Earlier, Srinivasan had examined the use of food-grade plant extracts as nonhazardous flocculants to eliminate textile-based contaminants from wastewater. Her team explicitly concentrated on polysaccharides in the extracts since these biopolymers contain the suitable biological and chemical properties to draw and capture pollutants such as dyes or even bacteria.

I was working with the removal of microorganisms and things like that, and I thought, ‘Why not try microplastics?’

Rajani Srinivasan, Ph D., Project Principal Investigator, Tarleton State University

Therefore, the team of undergraduate and master’s students examined polysaccharide extracts from cactus, fenugreek, aloe vera, tamarind, okra and psyllium — all items were food-grade materials — as flocculants to trap microplastics. They examined compounds from the individual plants, as well as in various combinations.

To achieve this, they incorporated these extracts into different water sources that contained microplastics. Then, they analyzed microscope images of the flocculant clumps pre- and post-treatment and totaled the microplastics to establish the number of particles that had been eliminated.

Through their experiments, the scientists discovered that polysaccharides from okra coupled with those from fenugreek could ideally eliminate microplastics from marine water, whereas polysaccharides from okra coupled with those from tamarind functioned best for freshwater samples.

On the whole, the plant-based polysaccharides functioned better than, or as well as, the conventional flocculant polyacrylamide, conditional on the mixture of extracts and water source.

Notably, the plant-based flocculants can be executed in current water treatment processes.

The whole treatment method with the nontoxic materials uses the same infrastructure. We don’t have to build something new to incorporate these materials for water treatment purposes.

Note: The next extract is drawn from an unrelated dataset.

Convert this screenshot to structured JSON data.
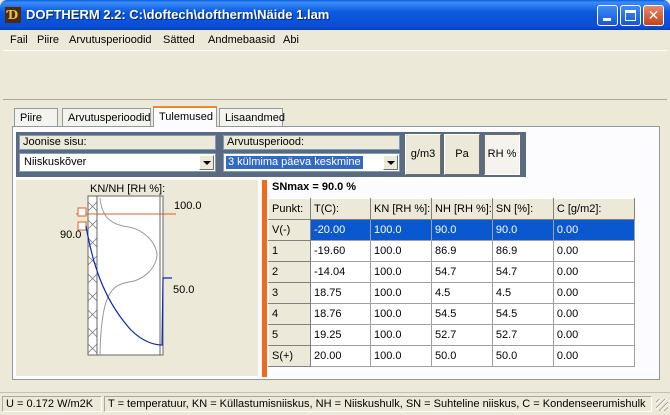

Rajani Srinivasan, Ph D., Project Principal Investigator, Tarleton State University

Going forward, she and her colleagues will continue tweaking the ratios and mixtures of plant-based flocculants to enhance the elimination of many microplastic types from a range of water sources, like marine water, freshwater, estuary water and groundwater. They also hope to expand their nontoxic microplastic elimination process in field studies beyond the lab.

Eventually, they anticipate commercializing this new, plant-based process so that microplastics can be eliminated from water on an industrial scale — facilitating cleaner and safer water for all to drink.

The scientists acknowledge funding and support from the National Science Foundation (award number 1658984), Tarleton State University, and the High Plains Water Development District in Lubbock, Texas.